It is believed that a solid cage or box of boiler iron, firmly riveted together, and anchored to a cement foundation fifteen feet underground, would be effectual in keeping mosquitoes outside of the space inclosed, but as this has not been practically tried it is more than likely that the pestiferous little demons would find some way of getting inside the box if there were anybody there to bite.

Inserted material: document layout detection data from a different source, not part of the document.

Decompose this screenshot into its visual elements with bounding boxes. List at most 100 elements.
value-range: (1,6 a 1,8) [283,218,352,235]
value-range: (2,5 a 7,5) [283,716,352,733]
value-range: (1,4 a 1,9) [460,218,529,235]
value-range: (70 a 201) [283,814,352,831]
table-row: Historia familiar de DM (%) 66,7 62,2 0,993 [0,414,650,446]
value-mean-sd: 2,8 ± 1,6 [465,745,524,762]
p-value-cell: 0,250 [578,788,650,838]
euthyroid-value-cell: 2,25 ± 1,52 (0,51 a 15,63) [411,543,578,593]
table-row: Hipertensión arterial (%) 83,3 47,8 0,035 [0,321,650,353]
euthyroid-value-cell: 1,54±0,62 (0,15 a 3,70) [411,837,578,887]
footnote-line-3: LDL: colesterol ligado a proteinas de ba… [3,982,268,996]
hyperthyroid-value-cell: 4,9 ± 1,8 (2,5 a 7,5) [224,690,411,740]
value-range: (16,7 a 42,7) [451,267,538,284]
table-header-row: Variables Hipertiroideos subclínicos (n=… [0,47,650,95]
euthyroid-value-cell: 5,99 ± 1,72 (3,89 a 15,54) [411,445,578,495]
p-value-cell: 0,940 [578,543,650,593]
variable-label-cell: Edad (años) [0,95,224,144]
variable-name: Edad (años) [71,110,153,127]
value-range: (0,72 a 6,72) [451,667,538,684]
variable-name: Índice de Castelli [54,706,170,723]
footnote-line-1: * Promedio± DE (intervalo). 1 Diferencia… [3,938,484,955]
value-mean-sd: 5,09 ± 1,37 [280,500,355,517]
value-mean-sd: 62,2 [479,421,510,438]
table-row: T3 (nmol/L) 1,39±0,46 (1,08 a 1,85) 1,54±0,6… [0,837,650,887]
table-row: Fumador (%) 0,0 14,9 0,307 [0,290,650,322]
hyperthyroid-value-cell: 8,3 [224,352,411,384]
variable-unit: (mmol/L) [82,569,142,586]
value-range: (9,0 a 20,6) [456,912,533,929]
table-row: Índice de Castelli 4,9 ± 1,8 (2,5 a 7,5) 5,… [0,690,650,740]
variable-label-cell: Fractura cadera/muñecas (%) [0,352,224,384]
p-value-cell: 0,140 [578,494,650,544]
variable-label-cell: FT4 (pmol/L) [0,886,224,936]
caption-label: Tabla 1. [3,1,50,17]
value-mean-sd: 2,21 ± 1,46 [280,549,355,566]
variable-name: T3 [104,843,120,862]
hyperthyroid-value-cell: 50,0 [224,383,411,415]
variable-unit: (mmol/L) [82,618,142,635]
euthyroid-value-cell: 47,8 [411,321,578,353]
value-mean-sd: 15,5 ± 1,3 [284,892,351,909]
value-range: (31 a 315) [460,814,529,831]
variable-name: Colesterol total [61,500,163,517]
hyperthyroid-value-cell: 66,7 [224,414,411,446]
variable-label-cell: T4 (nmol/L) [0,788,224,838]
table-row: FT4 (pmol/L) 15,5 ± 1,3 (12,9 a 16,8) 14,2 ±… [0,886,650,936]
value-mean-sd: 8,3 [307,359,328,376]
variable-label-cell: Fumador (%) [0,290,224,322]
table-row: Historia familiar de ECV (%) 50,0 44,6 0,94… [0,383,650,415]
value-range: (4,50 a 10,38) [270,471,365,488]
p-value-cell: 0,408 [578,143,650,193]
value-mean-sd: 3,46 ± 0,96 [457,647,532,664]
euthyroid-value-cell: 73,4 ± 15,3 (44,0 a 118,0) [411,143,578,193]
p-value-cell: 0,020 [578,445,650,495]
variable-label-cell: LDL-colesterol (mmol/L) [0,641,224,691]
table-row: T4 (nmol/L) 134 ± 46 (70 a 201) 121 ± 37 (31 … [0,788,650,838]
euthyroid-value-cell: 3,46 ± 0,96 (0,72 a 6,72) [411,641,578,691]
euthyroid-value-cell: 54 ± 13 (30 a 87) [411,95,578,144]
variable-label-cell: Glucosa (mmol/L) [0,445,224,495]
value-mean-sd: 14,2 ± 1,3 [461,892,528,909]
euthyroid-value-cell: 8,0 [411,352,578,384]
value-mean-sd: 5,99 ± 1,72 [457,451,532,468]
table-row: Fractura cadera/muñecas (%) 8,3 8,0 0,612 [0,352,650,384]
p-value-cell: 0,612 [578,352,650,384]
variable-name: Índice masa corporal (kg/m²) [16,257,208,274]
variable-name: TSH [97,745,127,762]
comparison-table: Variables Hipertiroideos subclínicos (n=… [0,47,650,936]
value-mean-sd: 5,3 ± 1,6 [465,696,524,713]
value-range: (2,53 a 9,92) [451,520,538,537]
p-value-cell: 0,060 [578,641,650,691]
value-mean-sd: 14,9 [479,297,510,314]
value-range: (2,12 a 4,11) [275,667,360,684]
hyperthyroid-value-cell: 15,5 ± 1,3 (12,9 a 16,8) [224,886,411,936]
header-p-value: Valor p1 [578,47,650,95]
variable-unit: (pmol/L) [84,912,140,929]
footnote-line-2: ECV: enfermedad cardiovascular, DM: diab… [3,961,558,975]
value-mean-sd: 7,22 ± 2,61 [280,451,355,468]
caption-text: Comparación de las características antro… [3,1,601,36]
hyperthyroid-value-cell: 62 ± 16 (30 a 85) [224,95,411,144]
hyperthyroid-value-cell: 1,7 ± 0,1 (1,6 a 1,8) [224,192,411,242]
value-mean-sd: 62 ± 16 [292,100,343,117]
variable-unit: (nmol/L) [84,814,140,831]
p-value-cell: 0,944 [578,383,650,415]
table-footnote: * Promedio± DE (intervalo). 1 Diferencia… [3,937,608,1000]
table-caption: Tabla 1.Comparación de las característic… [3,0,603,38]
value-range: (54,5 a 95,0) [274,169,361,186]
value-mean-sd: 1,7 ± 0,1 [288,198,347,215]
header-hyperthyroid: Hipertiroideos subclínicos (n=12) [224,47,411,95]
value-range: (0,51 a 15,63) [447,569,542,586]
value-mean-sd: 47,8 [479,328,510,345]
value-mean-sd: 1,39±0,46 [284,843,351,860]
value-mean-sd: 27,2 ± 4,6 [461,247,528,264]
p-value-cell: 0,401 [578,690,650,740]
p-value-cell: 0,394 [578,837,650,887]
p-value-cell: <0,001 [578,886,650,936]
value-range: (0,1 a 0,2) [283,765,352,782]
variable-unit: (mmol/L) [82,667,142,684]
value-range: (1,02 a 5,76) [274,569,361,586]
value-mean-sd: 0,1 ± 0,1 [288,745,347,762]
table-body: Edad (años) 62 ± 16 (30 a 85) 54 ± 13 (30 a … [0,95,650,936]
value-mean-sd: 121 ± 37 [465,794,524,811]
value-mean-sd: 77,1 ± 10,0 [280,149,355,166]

One grand truth has been discovered, however, by a reporter, while spending a few weeks in New Jersey, which he deems too important to the human race to conceal. It is not covered by patent. Anybody can avail himself of it. It is this: The mosquito is more fond of the human leg than he is of the human head, neck or arms. Therefore it is quite practical to preserve the upper portion of the body free from bites, or at least comparatively free, and escape the awful buzz of the little fiend’s songs, by going bare-legged. This is not a practice which is commended for use in daytime, when one is engaged in ordinary avocations, but it is easy and comfortable—excepting for the legs—in the privacy of one’s own chamber and in the still hours of the night. Draw the bed-clothes up high, and, though you may be crippled, you will preserve your facial beauty and your reason.
No one can explain why this is so, of course. If the mosquito were amendable to the laws of reason, and understandable by a mere human mind, he would not be a mosquito.—N. Y. Mail and Express.